The ability of these service providers in managing the processes in multiple European languages could be a critical aspect. Further, financial institutions can utilize the opportunity to fine-tune their AML processes using industry leading consulting and analytics support programmes, such as process improvement consulting and false positive management using analytics, to ensure that a lot more efficient and cost effective AML programme is being migrated to the new location.
As regards the data aspect, the transfer of personal data from the EU to UK (or the reverse) could get tricky in the post-Brexit scenario. Given the locational and business proximities, it is expected that the UK and EU would have a legally valid arrangement in place for data sharing in mutual interest. In the interim, financial institutions could explore modifying their client contracts to allow data sharing within their jurisdictions, safeguarding them from money laundering threats and helping avoid legal action from clients.

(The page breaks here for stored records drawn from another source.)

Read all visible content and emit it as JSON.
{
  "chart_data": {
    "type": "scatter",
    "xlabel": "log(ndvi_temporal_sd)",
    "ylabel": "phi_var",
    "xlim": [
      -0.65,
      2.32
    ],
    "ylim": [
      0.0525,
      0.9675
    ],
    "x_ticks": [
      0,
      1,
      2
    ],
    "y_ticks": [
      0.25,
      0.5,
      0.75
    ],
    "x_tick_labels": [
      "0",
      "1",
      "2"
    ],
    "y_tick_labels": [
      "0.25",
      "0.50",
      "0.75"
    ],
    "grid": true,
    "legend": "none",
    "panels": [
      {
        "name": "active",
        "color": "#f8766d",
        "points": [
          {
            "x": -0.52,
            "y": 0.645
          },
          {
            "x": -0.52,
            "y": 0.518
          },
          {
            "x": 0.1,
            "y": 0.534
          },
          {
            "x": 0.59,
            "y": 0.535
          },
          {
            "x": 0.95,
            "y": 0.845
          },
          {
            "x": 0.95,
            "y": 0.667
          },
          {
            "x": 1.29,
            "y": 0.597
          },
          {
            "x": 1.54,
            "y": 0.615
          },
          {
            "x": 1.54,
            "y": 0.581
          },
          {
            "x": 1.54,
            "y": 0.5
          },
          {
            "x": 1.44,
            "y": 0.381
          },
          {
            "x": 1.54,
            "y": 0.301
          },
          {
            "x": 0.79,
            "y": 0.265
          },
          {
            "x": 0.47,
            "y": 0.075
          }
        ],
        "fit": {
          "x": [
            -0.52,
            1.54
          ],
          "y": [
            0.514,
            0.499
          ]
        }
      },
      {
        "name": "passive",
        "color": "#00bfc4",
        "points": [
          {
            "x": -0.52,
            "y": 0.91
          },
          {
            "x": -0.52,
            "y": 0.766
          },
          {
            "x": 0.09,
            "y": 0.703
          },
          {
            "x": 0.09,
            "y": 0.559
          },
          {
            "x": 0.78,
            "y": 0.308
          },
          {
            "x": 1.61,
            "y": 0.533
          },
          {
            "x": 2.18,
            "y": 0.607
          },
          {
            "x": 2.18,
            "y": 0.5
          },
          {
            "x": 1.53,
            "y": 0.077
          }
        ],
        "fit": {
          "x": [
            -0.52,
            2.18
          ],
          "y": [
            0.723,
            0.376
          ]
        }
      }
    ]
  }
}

Post Brexit, UK and EU regulations may require financial institutions to deploy different sanctions (negative lists of individuals or entities from anti-money laundering and combating financing of terrorism perspective). Any incongruence in these lists can facilitate fund routing to the sanctioned entities through available ‘relaxed’ regions. However, given the geographical proximity between the UK and EU, and for the sake of stability for the region as a whole, both regions should adopt well-aligned stances. Given the situation, it is desirable that financial institutions deploy both the negative lists as long as they can defend their position legally. Further, as such a stance would result in very high level of false positives (due to overlaps between the lists), financial institutions would need advanced analytical tool to make the screening programme effective. The technology solutions should include proper de-duping algorithms so that the consolidated list is kept to the minimum.
While the UK’s departure from the EU brings with it many uncertainties on various fronts, financial institutions have initiated changes, such as moving to non-UK locations, to be ready for any eventuality. Further, for financial institutions this is also an opportunity to review their processes, fine-tune them using automation and analytics tools, and establish more effective and efficient AML compliance programmes at the new locations. What do you think?